P&DB--what an interesting post...seems that I landed on it in a timely manner to my sitch. I understand and totally relate (sadly) to the way you used to relate to your H. We can only imagine how horrible it was for H's to be talked to like that. It seems that the A overshadows all the past, but I have to rememver there's a LOT I did to get down that path.

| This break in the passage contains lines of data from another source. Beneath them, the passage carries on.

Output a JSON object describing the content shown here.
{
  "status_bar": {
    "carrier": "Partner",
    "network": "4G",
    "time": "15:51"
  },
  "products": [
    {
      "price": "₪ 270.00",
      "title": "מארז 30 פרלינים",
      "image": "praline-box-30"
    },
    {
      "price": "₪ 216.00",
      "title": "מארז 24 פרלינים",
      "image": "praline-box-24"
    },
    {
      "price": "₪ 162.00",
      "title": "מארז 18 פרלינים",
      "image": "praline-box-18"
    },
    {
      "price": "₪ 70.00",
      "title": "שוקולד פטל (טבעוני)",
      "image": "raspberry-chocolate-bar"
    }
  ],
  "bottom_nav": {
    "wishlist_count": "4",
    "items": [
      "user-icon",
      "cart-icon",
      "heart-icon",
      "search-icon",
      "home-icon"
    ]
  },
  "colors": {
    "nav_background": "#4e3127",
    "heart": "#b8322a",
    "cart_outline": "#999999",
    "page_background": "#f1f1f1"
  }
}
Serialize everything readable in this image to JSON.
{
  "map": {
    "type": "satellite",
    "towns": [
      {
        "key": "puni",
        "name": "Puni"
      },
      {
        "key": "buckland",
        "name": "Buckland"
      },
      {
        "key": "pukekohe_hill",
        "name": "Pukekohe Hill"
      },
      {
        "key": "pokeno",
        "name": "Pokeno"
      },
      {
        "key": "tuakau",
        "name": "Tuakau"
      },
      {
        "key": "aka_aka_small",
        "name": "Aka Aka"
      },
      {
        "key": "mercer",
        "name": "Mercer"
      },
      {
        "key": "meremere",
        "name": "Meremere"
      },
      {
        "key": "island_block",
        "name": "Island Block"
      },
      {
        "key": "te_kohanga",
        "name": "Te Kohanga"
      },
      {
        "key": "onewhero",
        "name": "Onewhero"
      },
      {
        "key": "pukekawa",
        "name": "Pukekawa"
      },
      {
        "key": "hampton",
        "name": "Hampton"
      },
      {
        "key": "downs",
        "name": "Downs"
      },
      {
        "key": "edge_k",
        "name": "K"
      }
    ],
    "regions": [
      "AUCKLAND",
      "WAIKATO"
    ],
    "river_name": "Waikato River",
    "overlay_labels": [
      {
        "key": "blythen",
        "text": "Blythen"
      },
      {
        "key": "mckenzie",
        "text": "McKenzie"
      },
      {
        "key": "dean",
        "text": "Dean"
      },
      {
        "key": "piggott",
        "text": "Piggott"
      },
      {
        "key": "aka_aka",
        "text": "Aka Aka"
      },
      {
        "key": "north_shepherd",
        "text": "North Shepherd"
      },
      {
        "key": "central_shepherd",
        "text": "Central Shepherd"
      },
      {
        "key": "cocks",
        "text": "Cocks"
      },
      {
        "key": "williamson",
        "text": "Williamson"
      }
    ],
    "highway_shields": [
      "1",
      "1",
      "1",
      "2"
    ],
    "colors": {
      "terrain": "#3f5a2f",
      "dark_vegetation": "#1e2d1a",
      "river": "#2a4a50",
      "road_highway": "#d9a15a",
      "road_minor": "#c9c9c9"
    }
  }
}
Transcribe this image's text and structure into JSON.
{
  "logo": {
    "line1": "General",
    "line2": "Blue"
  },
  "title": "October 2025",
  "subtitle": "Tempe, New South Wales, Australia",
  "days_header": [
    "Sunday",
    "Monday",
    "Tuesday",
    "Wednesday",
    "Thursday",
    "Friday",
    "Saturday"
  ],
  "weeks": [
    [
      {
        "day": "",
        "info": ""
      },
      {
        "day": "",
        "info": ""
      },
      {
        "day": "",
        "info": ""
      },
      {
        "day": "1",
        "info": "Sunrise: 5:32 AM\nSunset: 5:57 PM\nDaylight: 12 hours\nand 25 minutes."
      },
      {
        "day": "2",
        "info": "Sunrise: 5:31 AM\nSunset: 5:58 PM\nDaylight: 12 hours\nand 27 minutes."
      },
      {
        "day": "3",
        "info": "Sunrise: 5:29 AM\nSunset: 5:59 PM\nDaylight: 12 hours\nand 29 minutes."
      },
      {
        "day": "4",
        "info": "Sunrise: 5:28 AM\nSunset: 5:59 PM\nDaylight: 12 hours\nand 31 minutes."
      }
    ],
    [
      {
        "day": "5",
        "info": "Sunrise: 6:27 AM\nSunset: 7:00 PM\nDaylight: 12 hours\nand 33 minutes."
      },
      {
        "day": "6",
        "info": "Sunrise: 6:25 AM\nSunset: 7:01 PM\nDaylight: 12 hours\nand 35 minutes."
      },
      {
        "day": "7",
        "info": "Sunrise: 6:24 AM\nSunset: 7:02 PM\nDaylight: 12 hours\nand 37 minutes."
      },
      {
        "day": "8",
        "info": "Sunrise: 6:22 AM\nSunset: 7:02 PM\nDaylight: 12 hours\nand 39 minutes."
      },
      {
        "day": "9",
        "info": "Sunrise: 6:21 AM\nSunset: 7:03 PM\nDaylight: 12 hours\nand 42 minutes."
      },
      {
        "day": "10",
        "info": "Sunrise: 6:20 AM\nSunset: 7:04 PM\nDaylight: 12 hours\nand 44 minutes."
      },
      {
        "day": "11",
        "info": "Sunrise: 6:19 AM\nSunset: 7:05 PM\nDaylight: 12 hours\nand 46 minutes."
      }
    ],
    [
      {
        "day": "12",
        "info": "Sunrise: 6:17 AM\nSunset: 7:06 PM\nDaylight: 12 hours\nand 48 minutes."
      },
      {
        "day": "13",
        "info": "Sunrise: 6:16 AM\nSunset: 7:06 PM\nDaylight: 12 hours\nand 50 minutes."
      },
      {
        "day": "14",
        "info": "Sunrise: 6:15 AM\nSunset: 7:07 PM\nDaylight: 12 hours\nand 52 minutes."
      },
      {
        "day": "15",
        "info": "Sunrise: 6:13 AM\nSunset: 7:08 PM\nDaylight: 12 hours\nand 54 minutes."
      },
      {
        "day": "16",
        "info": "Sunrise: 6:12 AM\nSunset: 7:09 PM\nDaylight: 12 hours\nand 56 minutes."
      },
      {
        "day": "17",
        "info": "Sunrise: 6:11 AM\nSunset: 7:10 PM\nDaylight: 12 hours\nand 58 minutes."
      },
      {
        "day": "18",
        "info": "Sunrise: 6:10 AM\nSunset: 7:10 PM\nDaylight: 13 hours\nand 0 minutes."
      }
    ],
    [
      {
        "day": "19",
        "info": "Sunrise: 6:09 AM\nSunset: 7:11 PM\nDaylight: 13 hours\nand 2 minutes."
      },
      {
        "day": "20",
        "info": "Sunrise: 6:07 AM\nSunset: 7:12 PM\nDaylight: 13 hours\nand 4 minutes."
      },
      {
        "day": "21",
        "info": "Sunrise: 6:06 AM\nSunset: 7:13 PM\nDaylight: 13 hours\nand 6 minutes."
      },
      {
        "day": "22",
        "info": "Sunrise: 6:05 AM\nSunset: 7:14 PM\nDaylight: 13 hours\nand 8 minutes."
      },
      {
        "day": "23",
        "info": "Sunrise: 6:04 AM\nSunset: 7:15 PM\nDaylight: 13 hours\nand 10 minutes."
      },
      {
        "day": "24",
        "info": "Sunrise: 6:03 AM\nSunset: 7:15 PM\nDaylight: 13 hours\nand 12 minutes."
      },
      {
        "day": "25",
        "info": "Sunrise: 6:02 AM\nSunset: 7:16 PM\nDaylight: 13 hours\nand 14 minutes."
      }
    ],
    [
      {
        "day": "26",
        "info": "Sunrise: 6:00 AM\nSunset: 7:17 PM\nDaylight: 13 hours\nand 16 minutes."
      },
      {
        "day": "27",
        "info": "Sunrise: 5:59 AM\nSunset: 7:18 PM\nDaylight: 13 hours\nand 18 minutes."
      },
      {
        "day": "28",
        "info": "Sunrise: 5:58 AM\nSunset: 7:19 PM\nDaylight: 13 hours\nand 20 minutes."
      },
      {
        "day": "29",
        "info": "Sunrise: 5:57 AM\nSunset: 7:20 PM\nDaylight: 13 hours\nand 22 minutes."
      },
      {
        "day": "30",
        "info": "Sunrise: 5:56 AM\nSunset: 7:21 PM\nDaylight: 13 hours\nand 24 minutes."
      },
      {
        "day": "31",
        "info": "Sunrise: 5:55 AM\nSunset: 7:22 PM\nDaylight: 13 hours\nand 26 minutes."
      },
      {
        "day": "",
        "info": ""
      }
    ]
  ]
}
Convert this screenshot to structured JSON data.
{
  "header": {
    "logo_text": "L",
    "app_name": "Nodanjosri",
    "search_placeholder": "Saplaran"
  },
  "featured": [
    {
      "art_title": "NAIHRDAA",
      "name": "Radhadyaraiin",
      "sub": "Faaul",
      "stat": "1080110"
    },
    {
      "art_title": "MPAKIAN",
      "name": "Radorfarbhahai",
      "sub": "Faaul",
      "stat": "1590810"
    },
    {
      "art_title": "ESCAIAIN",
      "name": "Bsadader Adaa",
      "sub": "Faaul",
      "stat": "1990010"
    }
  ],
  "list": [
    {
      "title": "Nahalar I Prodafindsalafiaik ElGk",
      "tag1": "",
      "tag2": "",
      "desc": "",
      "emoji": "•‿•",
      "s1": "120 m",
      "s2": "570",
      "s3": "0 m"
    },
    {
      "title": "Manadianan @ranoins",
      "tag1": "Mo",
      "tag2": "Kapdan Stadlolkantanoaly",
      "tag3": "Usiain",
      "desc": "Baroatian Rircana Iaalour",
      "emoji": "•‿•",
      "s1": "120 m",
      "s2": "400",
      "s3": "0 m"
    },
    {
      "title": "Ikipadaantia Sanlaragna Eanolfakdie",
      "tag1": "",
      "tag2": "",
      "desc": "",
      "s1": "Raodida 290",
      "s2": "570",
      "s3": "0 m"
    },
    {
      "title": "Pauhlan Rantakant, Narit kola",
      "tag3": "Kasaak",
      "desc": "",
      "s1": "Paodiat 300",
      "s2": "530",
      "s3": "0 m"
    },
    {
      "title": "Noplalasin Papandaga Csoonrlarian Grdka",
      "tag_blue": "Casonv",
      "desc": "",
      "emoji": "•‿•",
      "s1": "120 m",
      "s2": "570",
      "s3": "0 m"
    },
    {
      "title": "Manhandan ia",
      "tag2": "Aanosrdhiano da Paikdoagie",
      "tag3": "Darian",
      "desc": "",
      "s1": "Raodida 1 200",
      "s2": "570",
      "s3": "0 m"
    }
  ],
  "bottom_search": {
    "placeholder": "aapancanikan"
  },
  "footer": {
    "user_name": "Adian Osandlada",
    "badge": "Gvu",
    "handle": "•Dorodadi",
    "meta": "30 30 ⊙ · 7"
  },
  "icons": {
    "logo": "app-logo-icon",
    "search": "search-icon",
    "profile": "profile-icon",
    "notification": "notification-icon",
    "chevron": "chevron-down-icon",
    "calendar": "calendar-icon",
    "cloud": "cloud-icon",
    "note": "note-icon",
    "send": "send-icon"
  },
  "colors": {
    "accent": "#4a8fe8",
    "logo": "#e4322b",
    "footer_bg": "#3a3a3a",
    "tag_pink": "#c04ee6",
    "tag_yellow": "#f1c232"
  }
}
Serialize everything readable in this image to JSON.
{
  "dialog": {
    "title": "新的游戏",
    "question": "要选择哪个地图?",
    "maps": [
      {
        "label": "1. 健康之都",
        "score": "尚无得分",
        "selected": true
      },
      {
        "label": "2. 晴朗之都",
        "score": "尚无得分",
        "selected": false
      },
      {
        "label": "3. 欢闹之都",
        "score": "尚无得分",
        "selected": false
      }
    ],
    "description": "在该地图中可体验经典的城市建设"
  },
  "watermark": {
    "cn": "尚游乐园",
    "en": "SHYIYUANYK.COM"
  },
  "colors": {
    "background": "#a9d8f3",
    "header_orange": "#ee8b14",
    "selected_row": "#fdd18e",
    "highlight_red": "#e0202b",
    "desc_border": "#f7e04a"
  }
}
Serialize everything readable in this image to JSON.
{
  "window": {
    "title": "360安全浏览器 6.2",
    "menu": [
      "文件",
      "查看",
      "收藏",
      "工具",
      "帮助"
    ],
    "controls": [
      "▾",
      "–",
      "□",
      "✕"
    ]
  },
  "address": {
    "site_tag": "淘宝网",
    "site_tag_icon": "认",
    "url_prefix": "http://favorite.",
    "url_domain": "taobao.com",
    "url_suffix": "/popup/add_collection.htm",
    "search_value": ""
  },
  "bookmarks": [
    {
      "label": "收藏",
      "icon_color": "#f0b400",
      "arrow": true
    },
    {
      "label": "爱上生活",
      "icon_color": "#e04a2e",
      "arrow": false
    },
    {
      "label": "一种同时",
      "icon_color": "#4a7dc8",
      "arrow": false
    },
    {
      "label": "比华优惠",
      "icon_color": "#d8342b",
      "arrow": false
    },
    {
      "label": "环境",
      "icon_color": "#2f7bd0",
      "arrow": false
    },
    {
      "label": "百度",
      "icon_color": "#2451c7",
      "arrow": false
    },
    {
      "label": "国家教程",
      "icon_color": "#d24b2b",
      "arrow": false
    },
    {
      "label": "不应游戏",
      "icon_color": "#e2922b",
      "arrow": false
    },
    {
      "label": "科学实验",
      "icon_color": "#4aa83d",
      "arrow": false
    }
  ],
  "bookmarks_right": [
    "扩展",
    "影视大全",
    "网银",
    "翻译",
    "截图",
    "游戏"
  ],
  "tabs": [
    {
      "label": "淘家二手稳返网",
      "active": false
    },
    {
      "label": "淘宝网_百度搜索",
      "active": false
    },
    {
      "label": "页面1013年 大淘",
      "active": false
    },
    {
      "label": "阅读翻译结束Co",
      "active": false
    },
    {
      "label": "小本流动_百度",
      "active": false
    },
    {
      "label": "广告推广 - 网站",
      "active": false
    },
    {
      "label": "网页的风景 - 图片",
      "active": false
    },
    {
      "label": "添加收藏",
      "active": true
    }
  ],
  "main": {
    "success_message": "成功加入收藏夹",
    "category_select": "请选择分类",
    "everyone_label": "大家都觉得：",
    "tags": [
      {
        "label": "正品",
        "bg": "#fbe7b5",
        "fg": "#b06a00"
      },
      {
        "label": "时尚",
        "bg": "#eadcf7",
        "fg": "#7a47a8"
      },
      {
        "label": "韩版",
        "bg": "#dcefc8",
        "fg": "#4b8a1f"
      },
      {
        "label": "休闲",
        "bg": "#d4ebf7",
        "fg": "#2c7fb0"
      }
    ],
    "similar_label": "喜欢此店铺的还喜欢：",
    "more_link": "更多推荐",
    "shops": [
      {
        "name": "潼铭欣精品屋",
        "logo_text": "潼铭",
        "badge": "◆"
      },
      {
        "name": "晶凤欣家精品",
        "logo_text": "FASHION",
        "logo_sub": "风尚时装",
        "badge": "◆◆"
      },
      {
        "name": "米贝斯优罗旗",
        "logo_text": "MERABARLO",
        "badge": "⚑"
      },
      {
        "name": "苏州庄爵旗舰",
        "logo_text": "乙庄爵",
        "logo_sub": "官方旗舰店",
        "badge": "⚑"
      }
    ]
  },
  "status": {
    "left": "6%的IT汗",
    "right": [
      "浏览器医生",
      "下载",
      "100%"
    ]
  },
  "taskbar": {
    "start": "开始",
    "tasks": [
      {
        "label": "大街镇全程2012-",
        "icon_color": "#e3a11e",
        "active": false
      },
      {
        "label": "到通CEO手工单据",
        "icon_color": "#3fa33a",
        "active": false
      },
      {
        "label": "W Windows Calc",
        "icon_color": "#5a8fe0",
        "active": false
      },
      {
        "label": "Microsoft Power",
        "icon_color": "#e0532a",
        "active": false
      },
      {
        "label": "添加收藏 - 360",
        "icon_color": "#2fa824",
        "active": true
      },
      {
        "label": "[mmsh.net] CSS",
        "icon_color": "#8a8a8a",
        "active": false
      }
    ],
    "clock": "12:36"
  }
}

I like the talk of LL's. I have to agree with Ellie. In fact, before I left this week, H vented that he liked doing things for people, felt like he was 'providing' for them. He helped OW with bills and other things (gifts, etc)....he said it wasn't really the physical stuff at all, but more that someone appreciated and needed what he gave them and was grateful. Someone that was 'crazy' about him, and just knowing that was really nice for him. Also, that it was a distraction for him from our mess...which is what explains the 'addictive' type of behavior or spouses do when in the A (constantly calling, checking emails, etc) more so than when they were with us. When they fell in love with us, life was balanced and happy and whole, so no need to go overboard with reaching out....but in the A, it's a product of feeling miserable in part of your life and shutting that out, so you're reaching out overly so, to distract yourself, do dull the pain/ugliness of life.
That being said, like Ellie said, H likes doing acts of service to receive WOA, it means so much to him. These months I have been giving that, which at first seem insincere (understandable) and then finally sink in, b/c in the end it IS a real need. He appreciated it very much and said it meant a lot to him.